The fact that views like this come a critical community that is – in the UK at least – overwhelmingly male, merely adds to the irony.

With his latest, Von Trier clearly seems to be screwing around with the mysogny accusations as well as the certain kind of liberal mindset that espouses them. (For a rough idea of this mindset, think of the liberal commentariat who get very upset at things like Brass Eye and Bruno).

Gainsbourg’s character in the story was working on a thesis about women in history (and comes to some startling ‘revelations’) whilst her husband is a therapist who believes he can cure her with things like ‘roleplay’.

I won’t give away the climax but it feels like a calculated middle finger to a certain kind of chin stroking, academic feminism but also to the idea that pyschological problems can be cured by talking about them.

In short the kind of people who think 1968 was the most important year in human history will likely hate this film.

Surely it is this – allied with the sexual violence – that has got people denouncing and praising Antichrist since May.

But if we strip away all the commentary that has dominated the wider perception of this film then the fact that remains is that this is a dissapointment.

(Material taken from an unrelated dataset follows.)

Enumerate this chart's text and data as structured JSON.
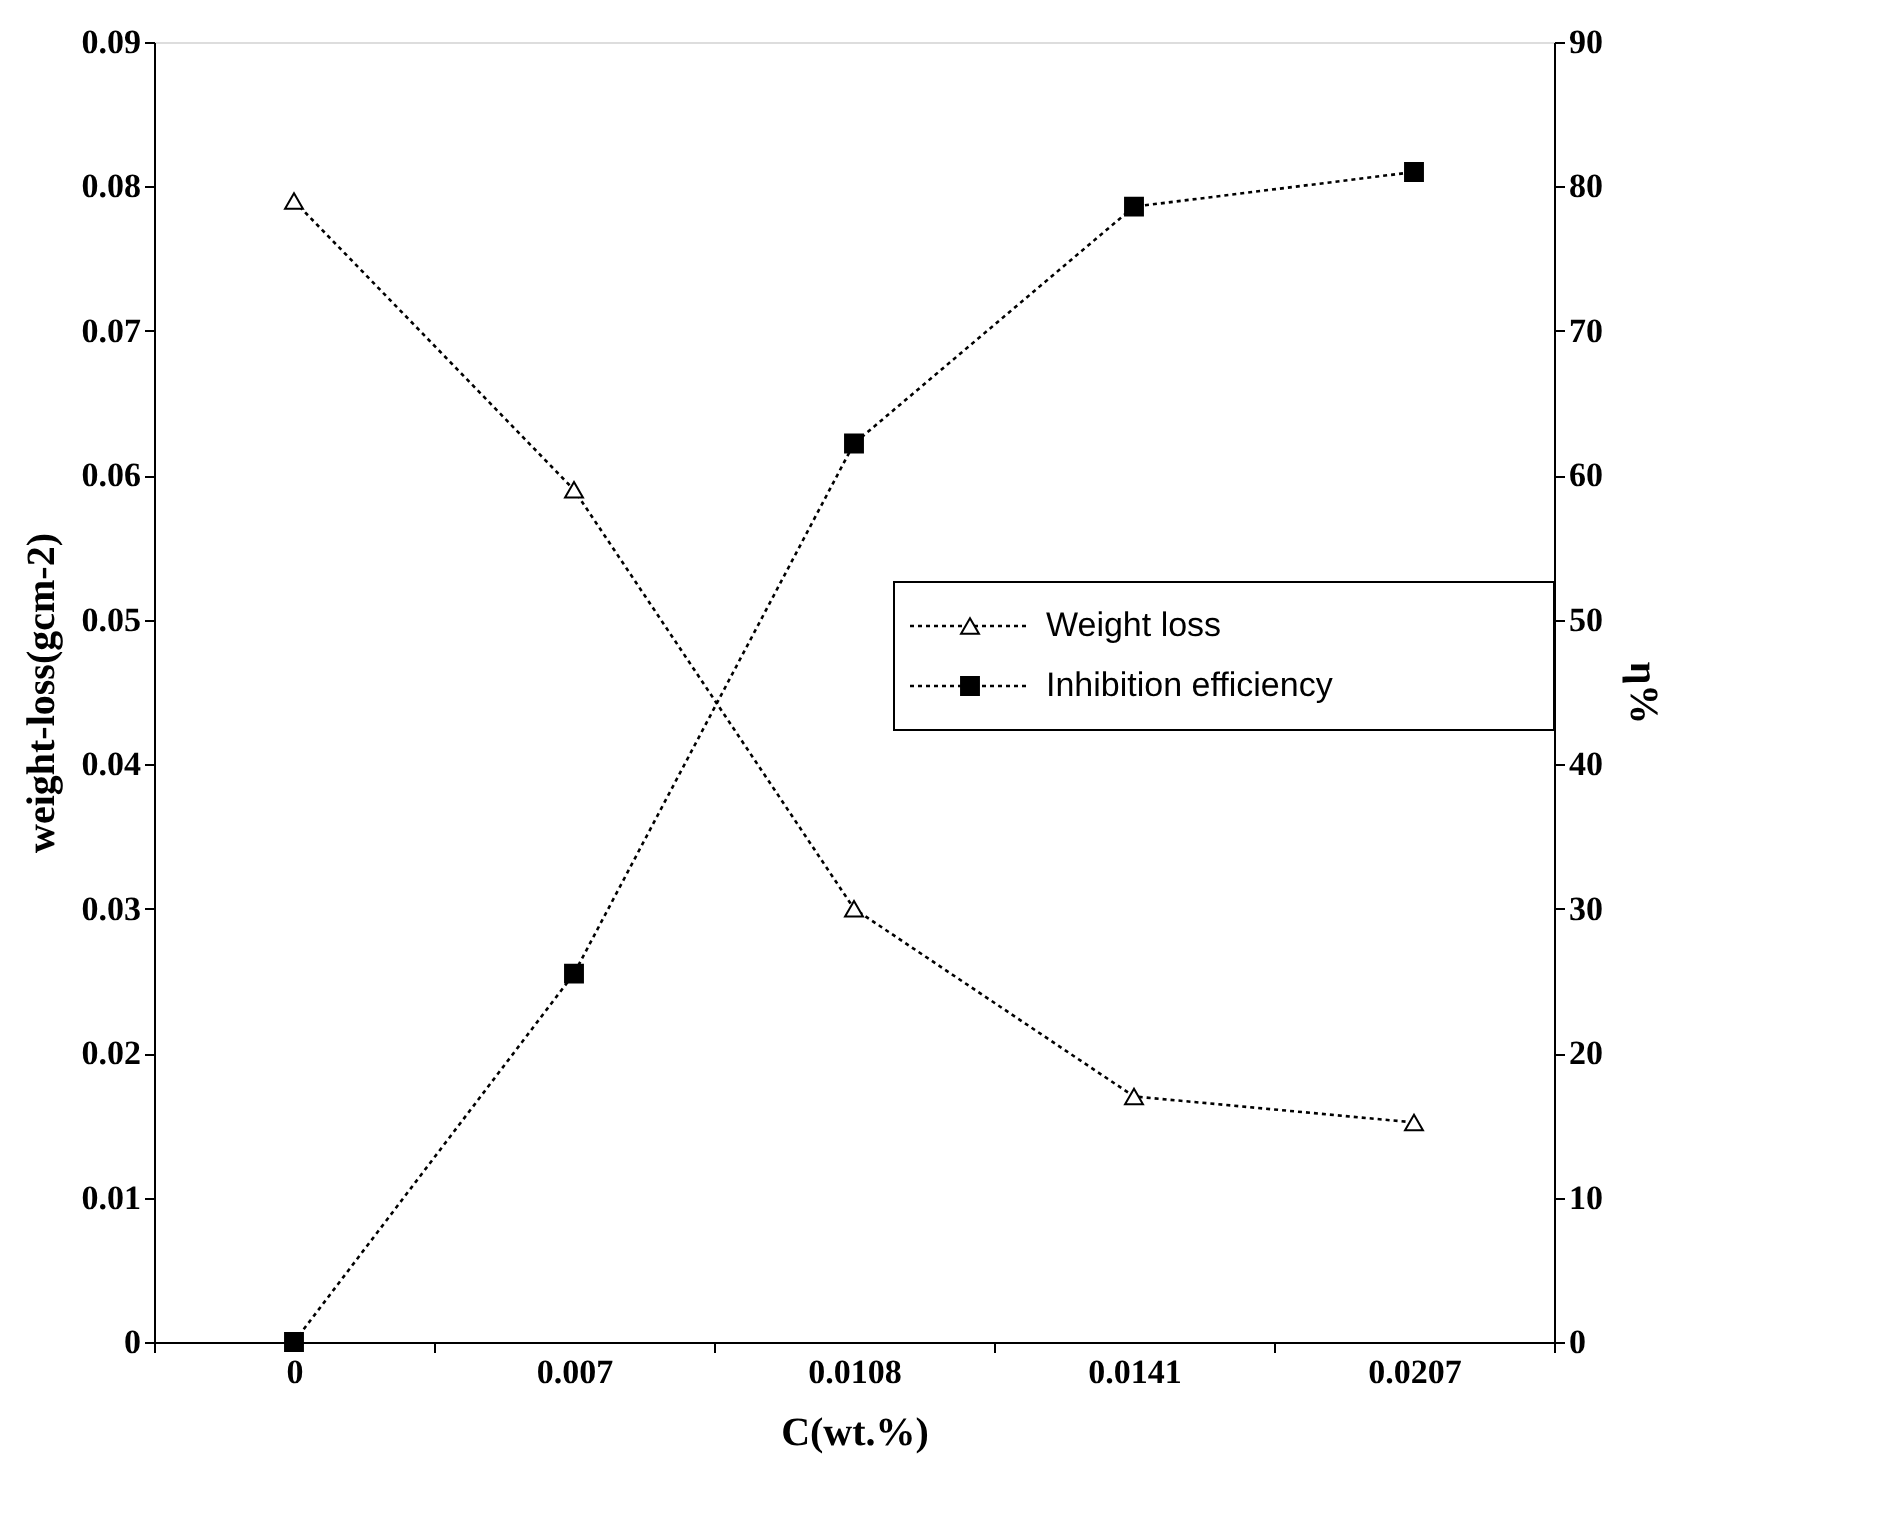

Somehow, in trying to outdo his own brand of wry shock-making, Von Trier has unleashed a boomerang that has come back to hit him on the head.

The narrative of the film is too flat and never allows the characters to live and breathe, meaning that too much of it consist of banal talk in rooms and not enough action (although, ironically much of the hoo-hah has been about the scenes where stuff does go on).

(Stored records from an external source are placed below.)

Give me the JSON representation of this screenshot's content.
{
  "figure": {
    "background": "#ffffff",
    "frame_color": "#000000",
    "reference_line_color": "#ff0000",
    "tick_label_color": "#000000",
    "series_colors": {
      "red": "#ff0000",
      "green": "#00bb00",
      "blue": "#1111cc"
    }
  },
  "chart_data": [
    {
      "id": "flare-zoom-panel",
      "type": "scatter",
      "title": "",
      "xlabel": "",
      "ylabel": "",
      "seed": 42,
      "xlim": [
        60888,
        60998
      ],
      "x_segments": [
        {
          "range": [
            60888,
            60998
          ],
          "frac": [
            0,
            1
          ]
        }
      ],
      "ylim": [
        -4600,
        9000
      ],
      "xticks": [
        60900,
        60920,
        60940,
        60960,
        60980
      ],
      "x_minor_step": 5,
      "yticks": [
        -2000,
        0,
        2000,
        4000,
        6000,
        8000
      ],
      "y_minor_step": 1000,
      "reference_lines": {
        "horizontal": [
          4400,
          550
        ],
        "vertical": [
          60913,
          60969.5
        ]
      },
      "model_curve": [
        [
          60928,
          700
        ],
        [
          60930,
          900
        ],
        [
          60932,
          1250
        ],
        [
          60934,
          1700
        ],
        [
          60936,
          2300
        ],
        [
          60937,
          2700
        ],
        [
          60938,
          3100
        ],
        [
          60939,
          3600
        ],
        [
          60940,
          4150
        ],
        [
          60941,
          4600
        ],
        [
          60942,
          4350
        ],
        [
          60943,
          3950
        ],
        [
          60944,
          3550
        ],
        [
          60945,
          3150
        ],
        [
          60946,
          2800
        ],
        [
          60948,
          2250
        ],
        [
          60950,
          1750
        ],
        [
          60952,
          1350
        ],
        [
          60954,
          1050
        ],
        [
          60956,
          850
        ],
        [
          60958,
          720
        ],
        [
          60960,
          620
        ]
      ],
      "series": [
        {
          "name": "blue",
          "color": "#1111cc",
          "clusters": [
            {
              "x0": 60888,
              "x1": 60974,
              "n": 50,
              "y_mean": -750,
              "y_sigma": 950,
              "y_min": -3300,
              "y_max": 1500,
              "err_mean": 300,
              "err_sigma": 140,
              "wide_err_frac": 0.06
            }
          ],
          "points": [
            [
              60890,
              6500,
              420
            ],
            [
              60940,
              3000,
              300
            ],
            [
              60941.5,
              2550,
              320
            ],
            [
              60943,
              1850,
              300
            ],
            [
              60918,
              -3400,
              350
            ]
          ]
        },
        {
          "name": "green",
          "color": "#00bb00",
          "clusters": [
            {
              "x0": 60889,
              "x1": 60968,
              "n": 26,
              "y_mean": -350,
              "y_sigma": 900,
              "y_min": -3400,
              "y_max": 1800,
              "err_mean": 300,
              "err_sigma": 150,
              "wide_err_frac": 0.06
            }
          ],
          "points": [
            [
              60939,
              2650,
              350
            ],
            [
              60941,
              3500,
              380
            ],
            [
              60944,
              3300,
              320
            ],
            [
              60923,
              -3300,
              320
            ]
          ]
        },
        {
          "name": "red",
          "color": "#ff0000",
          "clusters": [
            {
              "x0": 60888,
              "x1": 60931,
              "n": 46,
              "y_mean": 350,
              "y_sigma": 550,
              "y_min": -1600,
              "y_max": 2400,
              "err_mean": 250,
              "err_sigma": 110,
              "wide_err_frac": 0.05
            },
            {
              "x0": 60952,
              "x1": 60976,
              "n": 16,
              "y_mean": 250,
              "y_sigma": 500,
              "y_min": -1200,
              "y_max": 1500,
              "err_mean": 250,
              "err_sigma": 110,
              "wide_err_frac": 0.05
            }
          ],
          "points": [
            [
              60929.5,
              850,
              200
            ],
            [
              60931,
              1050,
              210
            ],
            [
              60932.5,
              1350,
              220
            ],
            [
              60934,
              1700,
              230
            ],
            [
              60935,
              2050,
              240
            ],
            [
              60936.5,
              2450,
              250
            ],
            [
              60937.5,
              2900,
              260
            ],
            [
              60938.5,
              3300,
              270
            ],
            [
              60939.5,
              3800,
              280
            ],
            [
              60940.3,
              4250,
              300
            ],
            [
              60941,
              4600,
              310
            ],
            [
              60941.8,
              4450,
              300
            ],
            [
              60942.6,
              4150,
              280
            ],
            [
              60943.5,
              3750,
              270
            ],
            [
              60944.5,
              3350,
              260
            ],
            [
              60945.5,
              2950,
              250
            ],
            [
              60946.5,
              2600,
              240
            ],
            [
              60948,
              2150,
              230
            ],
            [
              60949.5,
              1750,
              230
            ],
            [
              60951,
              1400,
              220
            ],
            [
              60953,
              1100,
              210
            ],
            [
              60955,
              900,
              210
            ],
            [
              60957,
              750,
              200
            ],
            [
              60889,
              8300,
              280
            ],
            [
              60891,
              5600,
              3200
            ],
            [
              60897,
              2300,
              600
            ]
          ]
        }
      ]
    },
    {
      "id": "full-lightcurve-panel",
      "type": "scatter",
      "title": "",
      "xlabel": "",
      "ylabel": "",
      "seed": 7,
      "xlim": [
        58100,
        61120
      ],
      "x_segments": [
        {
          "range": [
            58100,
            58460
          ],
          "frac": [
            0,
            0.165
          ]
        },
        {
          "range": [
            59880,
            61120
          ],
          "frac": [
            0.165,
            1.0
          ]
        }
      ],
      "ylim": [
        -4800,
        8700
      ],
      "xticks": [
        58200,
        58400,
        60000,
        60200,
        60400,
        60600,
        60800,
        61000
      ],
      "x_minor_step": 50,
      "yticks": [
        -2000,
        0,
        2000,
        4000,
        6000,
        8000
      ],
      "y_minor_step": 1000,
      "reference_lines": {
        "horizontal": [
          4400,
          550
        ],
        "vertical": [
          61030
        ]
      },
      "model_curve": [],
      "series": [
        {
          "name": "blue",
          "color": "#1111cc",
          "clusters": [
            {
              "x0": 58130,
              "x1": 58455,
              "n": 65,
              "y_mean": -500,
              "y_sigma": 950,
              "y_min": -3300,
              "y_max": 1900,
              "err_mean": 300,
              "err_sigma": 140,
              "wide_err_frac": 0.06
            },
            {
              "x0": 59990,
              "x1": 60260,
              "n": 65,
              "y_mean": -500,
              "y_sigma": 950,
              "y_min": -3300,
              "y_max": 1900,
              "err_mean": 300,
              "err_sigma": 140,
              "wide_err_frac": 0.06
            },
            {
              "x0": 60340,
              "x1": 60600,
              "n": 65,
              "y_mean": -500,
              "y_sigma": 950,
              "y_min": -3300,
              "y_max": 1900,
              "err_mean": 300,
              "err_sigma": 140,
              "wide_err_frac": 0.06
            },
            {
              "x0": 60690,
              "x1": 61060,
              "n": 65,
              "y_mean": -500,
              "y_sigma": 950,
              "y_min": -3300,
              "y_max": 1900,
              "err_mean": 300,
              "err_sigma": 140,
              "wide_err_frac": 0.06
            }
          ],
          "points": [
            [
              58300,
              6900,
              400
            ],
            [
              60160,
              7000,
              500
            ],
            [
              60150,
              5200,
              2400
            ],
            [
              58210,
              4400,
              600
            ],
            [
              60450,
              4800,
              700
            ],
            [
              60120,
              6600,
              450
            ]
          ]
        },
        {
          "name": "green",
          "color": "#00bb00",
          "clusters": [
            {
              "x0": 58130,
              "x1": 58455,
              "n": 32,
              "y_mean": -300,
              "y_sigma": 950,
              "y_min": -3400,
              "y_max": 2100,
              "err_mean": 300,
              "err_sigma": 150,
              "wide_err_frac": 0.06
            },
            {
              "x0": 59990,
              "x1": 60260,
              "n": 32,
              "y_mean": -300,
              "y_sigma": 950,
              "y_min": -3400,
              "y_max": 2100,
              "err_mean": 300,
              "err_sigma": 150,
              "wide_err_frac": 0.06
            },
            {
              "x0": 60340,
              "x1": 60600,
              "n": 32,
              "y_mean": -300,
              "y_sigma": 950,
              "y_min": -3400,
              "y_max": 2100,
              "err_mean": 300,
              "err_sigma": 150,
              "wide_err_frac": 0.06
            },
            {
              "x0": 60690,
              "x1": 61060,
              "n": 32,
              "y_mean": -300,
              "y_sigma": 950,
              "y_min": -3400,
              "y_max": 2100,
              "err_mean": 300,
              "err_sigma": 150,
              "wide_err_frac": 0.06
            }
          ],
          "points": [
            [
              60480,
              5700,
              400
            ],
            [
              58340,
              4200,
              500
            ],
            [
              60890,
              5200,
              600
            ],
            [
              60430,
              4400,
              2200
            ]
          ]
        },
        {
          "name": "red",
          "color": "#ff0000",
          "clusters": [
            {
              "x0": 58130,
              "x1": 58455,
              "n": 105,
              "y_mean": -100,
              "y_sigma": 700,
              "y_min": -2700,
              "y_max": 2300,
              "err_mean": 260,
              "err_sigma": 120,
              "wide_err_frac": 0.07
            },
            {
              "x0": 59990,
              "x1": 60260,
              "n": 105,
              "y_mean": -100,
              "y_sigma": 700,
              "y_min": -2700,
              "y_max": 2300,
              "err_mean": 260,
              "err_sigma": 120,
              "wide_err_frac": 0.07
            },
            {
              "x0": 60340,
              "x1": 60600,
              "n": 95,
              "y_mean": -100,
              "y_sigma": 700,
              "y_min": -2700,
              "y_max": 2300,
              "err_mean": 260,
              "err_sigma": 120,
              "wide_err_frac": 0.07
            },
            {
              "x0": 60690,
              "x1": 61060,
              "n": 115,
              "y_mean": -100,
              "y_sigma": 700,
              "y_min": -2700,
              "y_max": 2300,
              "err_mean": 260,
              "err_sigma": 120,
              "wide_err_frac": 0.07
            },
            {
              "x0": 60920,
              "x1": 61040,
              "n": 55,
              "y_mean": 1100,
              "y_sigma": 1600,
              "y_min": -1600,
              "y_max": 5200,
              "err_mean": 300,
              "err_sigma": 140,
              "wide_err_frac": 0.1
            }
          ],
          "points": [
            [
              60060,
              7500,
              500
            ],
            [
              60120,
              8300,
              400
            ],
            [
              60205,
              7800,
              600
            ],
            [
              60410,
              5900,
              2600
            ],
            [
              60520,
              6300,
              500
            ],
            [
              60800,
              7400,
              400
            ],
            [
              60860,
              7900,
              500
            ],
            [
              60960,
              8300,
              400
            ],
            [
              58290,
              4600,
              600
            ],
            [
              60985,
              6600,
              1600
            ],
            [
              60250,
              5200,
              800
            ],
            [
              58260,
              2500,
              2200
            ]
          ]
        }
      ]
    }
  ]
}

The result is that sections of the film just drag and whilst things heat up considerably, it never recovers as a whole.

That said, there is much to admire here visually: Antony Dodd Mantle’s cinematography is highly impressive, using digital cameras (such as the RED One) in a way that I don’t think I’ve ever seen before on the big screen.

The crisp clarity of the images (especially close ups of the actor’s faces) and the changing colour palette were striking, indeed a lot more interesting than what was coming out of the actor’s mouths.

But that said, Defoe and Gainsbourg do deserve a lot of credit for throwing themselves into their roles with such energy commitment.

Although they are let down by the writing this cannot have been an easy film to make or watch for them.

As for Von Trier, when all the brouhaha subsides, this will not go down as one of his better films.

It never appears to have an identity of its own and, at worst, almost it feels like a pastiche of his earlier work.

A protracted sequence involving a stone feels unintentionally comic (a satirical take on the ball and chain stuff in Dogville?) and as for the very end scene. WTF Lars?

Don’t be fooled by the controversy, just notice the drop in quality.